GENERATIONS OF WINTER, the first of a two-volume project, is a large work in every respect. Its geographical range extends from the concentration camps of Kolyma to the Western Front of World War II. Its social and cultural dimensions embrace a bravura reconstruction of the social and cultural life of Tbilisi, capitol of Georgia, during the early years of the century. Historically, it provides a behind-the-scenes look at the machinations of Stalin and his henchmen, as well as a wealth of detail which re-creates the textures and tonalities of daily life in Soviet society. It is a treasury of Russian literature and of twenty years of Soviet popular culture. It is a hymn to Moscow and also to the courage, endurance, and bitter fate of the author’s fellow-countrymen. Aksyonov’s references to WAR AND PEACE, though lightly made, also demand to be taken seriously.

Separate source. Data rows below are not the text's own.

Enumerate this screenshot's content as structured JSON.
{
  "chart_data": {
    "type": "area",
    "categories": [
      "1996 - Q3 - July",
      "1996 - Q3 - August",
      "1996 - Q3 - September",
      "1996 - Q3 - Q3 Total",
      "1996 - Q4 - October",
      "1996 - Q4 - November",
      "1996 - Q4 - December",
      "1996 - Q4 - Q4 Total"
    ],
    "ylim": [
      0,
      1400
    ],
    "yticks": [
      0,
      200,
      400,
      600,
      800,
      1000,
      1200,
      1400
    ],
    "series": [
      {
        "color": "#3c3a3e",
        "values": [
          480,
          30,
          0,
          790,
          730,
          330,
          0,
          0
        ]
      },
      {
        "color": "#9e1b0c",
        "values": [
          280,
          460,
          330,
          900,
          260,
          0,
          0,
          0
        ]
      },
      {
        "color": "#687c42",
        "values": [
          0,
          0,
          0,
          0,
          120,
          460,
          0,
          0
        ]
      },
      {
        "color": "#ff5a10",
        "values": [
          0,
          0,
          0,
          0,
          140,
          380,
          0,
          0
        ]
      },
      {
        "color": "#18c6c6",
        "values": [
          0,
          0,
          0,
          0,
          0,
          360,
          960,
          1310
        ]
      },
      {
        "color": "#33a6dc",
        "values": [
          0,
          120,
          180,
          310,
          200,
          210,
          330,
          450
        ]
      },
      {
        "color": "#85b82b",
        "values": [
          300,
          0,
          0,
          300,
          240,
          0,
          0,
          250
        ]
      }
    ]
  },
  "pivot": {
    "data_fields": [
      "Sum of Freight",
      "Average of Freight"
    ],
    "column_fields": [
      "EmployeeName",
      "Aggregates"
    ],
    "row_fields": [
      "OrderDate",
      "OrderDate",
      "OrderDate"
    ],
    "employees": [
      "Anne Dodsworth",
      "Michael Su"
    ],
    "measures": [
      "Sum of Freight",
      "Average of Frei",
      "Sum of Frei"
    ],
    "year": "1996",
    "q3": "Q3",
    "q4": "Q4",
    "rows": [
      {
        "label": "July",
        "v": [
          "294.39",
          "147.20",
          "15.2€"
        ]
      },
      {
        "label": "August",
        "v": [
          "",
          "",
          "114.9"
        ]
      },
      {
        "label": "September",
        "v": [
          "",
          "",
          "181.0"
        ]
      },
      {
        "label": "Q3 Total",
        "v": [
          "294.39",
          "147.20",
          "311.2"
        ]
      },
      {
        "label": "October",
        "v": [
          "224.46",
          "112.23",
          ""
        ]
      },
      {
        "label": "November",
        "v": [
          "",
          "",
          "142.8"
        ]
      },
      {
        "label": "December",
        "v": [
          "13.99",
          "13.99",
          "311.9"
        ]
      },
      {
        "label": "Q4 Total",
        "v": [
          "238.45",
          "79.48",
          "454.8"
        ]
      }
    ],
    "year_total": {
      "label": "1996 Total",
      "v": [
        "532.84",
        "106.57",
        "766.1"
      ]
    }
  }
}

At the center of the story is the Gradov family. Their passions and commitments place them in the forefront of the period’s ideological, military, and cultural history. Although three generations of the family are represented, most attention is devoted to the one entering adulthood during the Stalinist consolidation of the Bolshevik Revolution. In various ways, the Gradovs of this generation— Nikita, Kirill, and Nina—become victims of the revolutionary cause with which they had originally identified. The gradual but inexorable erosion of their lives, liberty, and pursuit of happiness is shown in intimate detail from a panoramic perspective. Yet, even though the Gradov family as a social unit is destroyed, its human essence persists, precisely as a result of the vicissitudes it undergoes. The result is a magisterial novel whose bitter ironies and graphic scenes of cruelty and waste both denounces the values of a specific system and ennobles the human experience of them.